In un certo senso, il loro ingresso in un ambiente dovrebbe sentirsi, la loro presenza dovrebbe essere tanto reale da rendere finto, o meglio un intruso, quello che abbiamo attorno mentre leggiamo.

Non bisogna fuggire la carnalità della vita. Che sia chiaro: non è piacevole. È forse piacevole “Una mattina del cazzo” di zio Buk? No. C’è un uomo riprovevole, una povera donna, e una scrittura che rasenta la perfezione. Ideali? Sentimenti? Emozioni? Saggezza da distribuire al mondo affinché progredisca? Grandi verità sull’amore o sul genere umano? Non scherziamo: la letteratura è un affare serio.

In quel racconto breve di zio Buk manca insomma tutta la zavorra con cui gli esordienti infarciscono le loro opere credendo di scrivere. Alla fine sono soddisfatti, e proprio quello è la misura del loro errore.
Non puoi essere soddisfatto di aver scritto, ma di aver terminato la fatica; sono due cose differenti.
Provo a spiegare nella speranza di riuscirci.

La prima arriva quando tra storia e chi scrive c’è il muro delle chiacchiere, delle parole inutili, superflue. Lì non c’è altro che fantasmi e morti che vagano per un cimitero. Possono piacere a chi non frequenta davvero la realtà, e ignora come questa sia fatta di carne e sangue.

La seconda giunge quando ti sei avvinghiato alla realtà, hai lottato per far sì che il personaggio colpisca i sensi di chi legge.
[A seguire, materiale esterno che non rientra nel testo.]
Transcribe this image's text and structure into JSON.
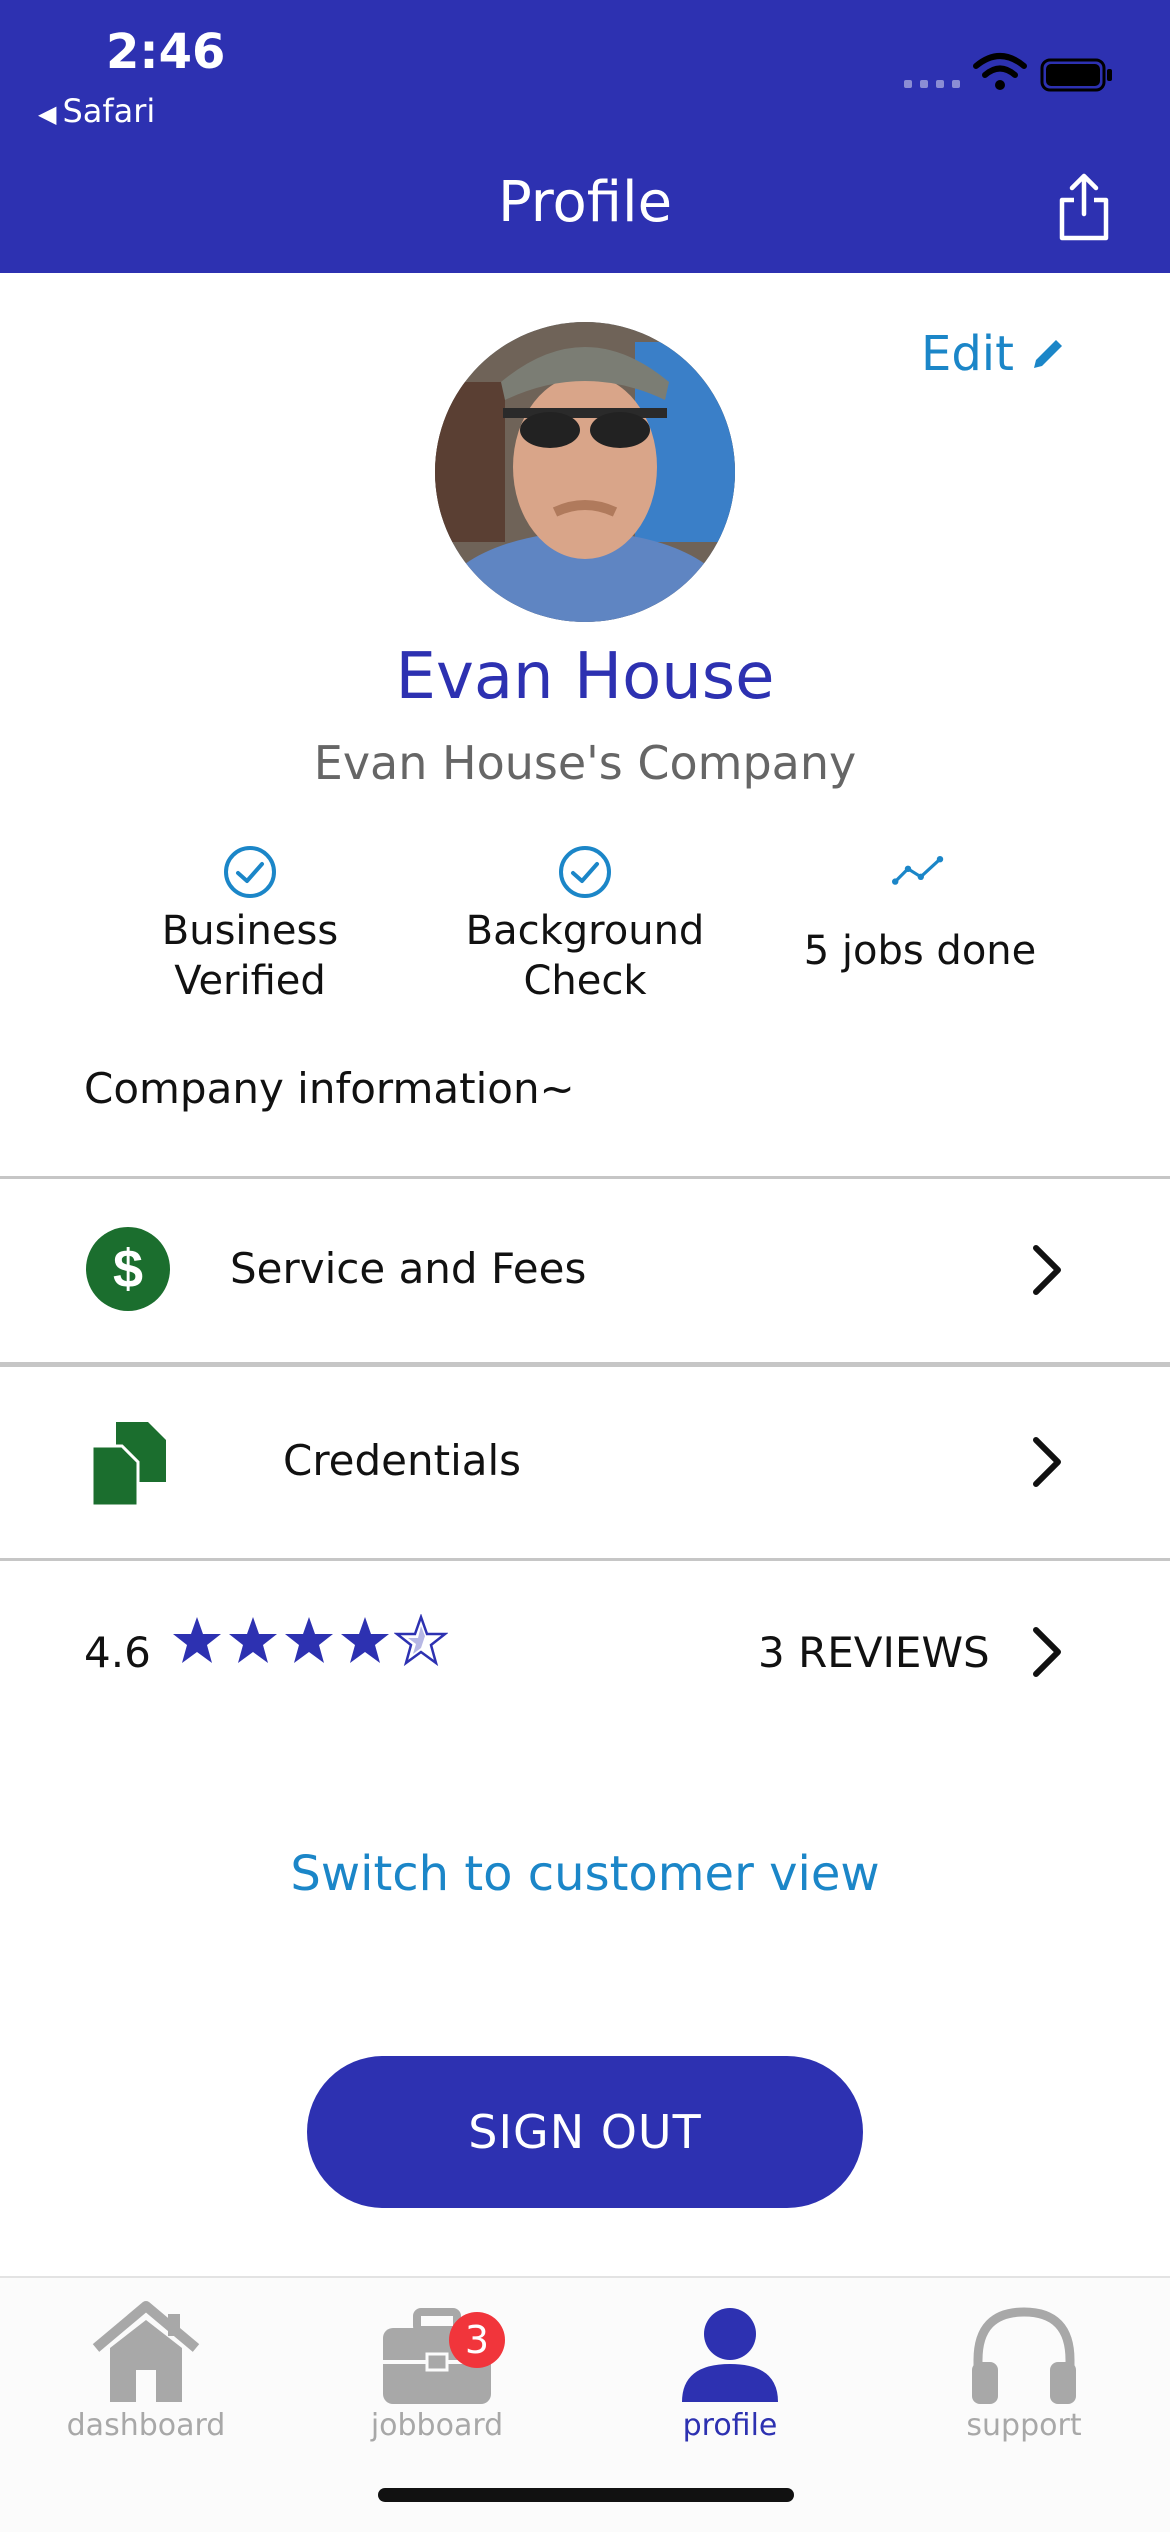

Quando il protagonista entra nella stanza è necessario che si senta con chiarezza (sto esagerando forse. O forse no), il pavimento vibrare sotto i piedi del lettore. Che però come tutti sanno, vive in un’altra dimensione.

Se c’è ancora qualcuno che legge domanderà: “Bene, come devo fare?”. Prima di tutto non ci sono trucchi, ricette, strategie. Lo riscrivo per l’ennesima volta (e chi legge da un po’ questo blog sbadiglierà di certo): è un affare personale.

L’unica dritta che mi sento di dare è di una banalità sconcertante. Cioè: siediti da qualche parte, taci, ascolta e osserva i tuoi simili. È di loro che devi scrivere, e devono essere veri. Reali. Ricordi? Sono fatti di carne e sangue, e se mancano questi due ingredienti, scrivi di palloncini, aerostati, e dirigibili.